Mais n'oubliez pas amis, gurus de tous poils, sages pétrifiés, que le repos est éternel.

samedi 22 mai 2021

L'œuf synesthétique

 Il m'arrive encore fréquemment de souffrir de synesthésie partielle, notamment lorsque j'entends certains bruits et sons quand mes yeux sont fermés. Souvent, une forme apparaît, abstraite, ou bien un grand flash blanc accompagne l'ouïe d'un bruit brutal et soudain.

Lorsque j'étais plus jeune, les jours de la semaine avaient une couleur particulière. Je crois me souvenir que le Lundi était jaune ou vert, le Mardi rouge, le Mercredi orange, le Jeudi bleu, le Vendredi violet, le Samedi rouge et le Dimanche blanc. J'ai toujours pensé qu'il s'agissait là d'un problème honteux, de quelque chose d'anormal et qui me séparait des autres en un sens négatif d'exclusion, de bizarrerie. Je n'avais jamais imaginé alors une seconde toutes les merveilles que pouvait prodiguer la synesthésie. J'ai inébranlablement étouffé cette "tendance" de l'esprit, de manière active même, je me forçais à corriger cette association impromptue, je la gommais peu à peu par la contrainte rétrospective, je la catégorisais comme inepte et erratique. J'ai si bien lutté qu'aujourd'hui il ne me reste presque rien de ma synesthésie...

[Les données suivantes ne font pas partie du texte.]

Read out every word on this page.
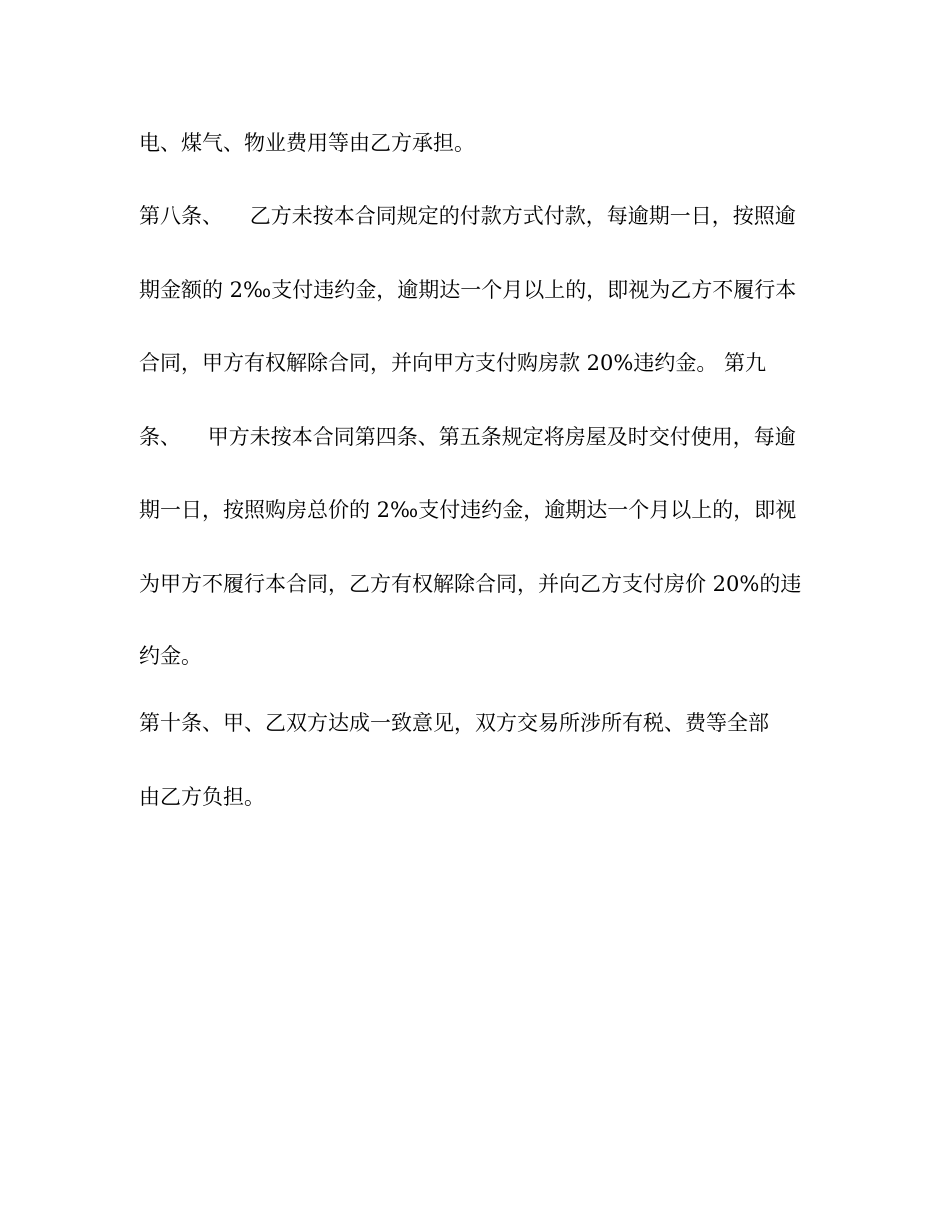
电、煤气、物业费用等由乙方承担。
第八条、    乙方未按本合同规定的付款方式付款，每逾期一日，按照逾
期金额的 2‰支付违约金，逾期达一个月以上的，即视为乙方不履行本
合同，甲方有权解除合同，并向甲方支付购房款 20%违约金。 第九
条、    甲方未按本合同第四条、第五条规定将房屋及时交付使用，每逾
期一日，按照购房总价的 2‰支付违约金，逾期达一个月以上的，即视
为甲方不履行本合同，乙方有权解除合同，并向乙方支付房价 20%的违
约金。
第十条、甲、乙双方达成一致意见，双方交易所涉所有税、费等全部
由乙方负担。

À peine me reste-t-il cette vision des concepts philosophiques, ou plus généralement noétiques, qui me permet de vivre, par mes sens, ce qui demeurent, je dois bien le constater, souvent très abstrait pour mes semblables. Ce dont ils ne parviennent pas à se saisir autrement que par le discours, en creux, je le vois en moi sous forme de figures géométriques animées, qui se métamorphosent, qui vivent, qui s'entrechoquent, se fondent les unes dans les autres ou s'excluent. La pensée rationnelle a toujours été très tangible pour moi et sensuelle.

Cela dit, je ne sais pas si ce phénomène - qui lie un signe à des images ou sensations - peut être mis sur le même plan que les précédents qui, eux, sont résolument de l'ordre de la synesthésie.

Je constate que j'ai tué la fonction synesthétique de mon âme. Je constate aussi, amèrement, que l'école y aura grandement contribuée. Je ne lui reproche pas de ne pas savoir développer cette aptitude, puisque cela relève de la particularité, néanmoins elle est véritablement coupable de culpabiliser les élèves qui en sont les sujets, et coupable aussi de ne pas accepter, d'une part, et valoriser, d'autre part, ce qui sort de l'ordinaire et pourrait, par là même, avoir des applications formidables.

Nos sociétés sont tellement normatives que je me demande combien de réalisations subtiles elles sont parvenues et parviennent à étouffer dans l'œuf.